得られた資金はすべてビットコイン担保の一部返済に充てられた。企業は、電力網インフラとグローバルな分散配置を活用し、AI産業向けの分散型計算能力を提供する戦略的な転換を進めていると述べている。
ビットコイン売却と並行して、CangoはZoomのオンライン会議ソフトウェア企業で働いていたJack Jinを新たなCTOに任命し、AI事業の構築を進める。

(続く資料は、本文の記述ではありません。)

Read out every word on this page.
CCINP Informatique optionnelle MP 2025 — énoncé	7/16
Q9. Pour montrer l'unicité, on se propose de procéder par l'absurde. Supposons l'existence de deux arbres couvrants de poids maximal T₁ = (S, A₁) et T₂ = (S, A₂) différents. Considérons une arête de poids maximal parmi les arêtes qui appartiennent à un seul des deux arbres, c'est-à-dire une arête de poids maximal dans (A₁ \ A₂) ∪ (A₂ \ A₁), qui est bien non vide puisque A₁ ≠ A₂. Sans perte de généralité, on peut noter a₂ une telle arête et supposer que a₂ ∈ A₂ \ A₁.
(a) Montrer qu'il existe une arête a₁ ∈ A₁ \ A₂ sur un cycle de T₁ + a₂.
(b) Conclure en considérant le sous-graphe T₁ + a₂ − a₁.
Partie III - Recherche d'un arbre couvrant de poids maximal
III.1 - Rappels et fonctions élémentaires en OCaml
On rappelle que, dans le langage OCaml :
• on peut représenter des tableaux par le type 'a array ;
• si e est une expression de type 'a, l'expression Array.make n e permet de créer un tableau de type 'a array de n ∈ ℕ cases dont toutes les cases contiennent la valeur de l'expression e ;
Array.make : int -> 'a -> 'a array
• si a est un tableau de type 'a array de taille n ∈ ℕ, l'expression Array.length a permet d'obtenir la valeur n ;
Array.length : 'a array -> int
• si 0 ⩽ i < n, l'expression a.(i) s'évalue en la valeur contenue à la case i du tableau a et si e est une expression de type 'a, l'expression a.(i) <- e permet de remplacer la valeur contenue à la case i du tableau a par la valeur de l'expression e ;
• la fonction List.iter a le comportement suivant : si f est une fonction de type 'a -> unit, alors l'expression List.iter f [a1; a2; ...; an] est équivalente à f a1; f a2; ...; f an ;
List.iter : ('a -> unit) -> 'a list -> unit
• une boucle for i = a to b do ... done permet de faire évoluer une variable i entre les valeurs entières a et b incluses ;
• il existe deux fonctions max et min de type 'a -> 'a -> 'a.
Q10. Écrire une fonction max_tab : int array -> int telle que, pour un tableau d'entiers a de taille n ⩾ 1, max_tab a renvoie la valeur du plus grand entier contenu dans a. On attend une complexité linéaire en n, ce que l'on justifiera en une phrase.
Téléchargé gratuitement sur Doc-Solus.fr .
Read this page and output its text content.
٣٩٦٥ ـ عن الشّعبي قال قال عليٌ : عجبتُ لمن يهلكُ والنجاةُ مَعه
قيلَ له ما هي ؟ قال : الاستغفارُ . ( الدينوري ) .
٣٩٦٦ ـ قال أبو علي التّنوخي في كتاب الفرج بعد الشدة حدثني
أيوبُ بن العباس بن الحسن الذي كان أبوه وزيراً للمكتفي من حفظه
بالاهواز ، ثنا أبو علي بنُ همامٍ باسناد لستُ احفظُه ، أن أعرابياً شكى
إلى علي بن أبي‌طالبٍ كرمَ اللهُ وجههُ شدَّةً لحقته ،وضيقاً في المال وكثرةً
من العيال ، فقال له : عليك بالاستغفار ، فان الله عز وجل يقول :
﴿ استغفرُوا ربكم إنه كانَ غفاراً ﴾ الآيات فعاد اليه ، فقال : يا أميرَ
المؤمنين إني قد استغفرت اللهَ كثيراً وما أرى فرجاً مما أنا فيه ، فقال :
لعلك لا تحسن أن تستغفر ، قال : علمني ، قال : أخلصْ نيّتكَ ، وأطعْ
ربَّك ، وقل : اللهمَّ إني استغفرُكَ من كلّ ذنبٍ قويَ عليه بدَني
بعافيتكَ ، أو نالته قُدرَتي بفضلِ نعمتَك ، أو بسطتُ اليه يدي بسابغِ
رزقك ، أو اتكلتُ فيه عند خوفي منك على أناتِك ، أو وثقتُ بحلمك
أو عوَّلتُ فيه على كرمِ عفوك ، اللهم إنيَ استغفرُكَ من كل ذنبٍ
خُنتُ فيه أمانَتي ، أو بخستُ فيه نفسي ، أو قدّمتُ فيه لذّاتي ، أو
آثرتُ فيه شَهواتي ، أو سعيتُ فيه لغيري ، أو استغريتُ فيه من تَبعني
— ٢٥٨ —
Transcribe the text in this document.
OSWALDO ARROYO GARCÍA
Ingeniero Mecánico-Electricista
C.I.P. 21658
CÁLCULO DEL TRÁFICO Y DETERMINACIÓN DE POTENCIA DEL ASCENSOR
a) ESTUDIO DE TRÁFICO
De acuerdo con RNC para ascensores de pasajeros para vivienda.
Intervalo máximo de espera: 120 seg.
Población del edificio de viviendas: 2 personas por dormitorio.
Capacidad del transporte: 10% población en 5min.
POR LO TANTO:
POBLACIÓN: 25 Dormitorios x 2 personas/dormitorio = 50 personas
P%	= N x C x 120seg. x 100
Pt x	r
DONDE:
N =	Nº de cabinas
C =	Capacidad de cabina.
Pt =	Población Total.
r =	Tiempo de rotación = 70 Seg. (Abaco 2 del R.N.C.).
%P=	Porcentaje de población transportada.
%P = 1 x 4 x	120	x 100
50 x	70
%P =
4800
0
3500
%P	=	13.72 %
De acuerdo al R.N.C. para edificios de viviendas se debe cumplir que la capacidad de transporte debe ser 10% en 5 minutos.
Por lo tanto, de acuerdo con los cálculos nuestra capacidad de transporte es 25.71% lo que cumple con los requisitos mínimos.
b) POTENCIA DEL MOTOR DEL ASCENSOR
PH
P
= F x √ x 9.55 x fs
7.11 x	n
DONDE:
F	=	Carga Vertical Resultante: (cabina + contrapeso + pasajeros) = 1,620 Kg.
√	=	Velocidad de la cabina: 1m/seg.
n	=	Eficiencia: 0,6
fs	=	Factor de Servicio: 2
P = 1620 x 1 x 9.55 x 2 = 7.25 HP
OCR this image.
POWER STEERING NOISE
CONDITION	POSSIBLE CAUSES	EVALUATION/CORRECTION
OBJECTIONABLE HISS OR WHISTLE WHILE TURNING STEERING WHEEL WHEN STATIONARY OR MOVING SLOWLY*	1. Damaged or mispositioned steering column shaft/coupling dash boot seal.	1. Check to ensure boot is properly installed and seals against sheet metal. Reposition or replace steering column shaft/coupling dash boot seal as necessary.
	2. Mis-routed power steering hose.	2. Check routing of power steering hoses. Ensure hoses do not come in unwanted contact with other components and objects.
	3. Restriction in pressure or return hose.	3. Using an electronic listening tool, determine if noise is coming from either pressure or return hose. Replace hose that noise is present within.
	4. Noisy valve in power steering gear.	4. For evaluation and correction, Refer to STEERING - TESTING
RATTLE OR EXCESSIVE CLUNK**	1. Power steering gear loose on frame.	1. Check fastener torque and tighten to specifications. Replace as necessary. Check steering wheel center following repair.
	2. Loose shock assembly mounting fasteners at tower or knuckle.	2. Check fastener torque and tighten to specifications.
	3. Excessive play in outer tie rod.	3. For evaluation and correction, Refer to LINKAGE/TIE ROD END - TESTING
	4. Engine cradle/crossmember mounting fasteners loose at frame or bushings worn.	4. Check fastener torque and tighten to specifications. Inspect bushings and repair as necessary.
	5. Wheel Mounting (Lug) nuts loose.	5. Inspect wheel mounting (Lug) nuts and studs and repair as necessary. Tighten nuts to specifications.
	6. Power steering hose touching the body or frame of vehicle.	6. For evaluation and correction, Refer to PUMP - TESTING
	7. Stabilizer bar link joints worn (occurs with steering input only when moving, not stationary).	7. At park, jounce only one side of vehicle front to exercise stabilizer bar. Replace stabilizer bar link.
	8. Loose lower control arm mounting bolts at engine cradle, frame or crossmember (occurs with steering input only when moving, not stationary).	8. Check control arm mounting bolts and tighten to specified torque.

この発表後、ダラスに本拠を置く採掘企業の株価はほぼ3%下落し、0.95ドルを割り込み、過去6ヶ月で約62%下落している。
他の上場採掘企業であるBitfarmsなどが完全撤退の兆しを見せる中、Cangoは引き続きビットコインの採掘を継続しつつ、AI計算サービスの拡大を進めると表明した。同社は、採掘の経済効率の改善とハッシュレート規模と運用効率の最適なバランスの追求に注力すると強調している。
最新の生産状況によると、Cangoは4つの地域にわたる40以上の施設を運営し、1月に約500 BTCを採掘した。月内に550 BTC(約3900万ドル)を売却し、月末時点で7,474.6 BTCを保有しており、その価値は約5億2800万ドルに上る。
CEOのPaul Yuは、今月から新たに採掘したビットコインの一部を売却し、AI推論プラットフォームの拡張や短期的な成長イニシアチブを支援し、流動性の柔軟性を高め、新たなビジネスチャンスを掴むと述べている。
市場では、ビットコインは24時間で約0.2%下落し、70,727ドル付近で取引されている。週間ではほぼ10%下落し、過去最高の126,080ドル(2023年10月)から約44%下落している。先週一時60,000ドル近くまで下落した後、やや回復している。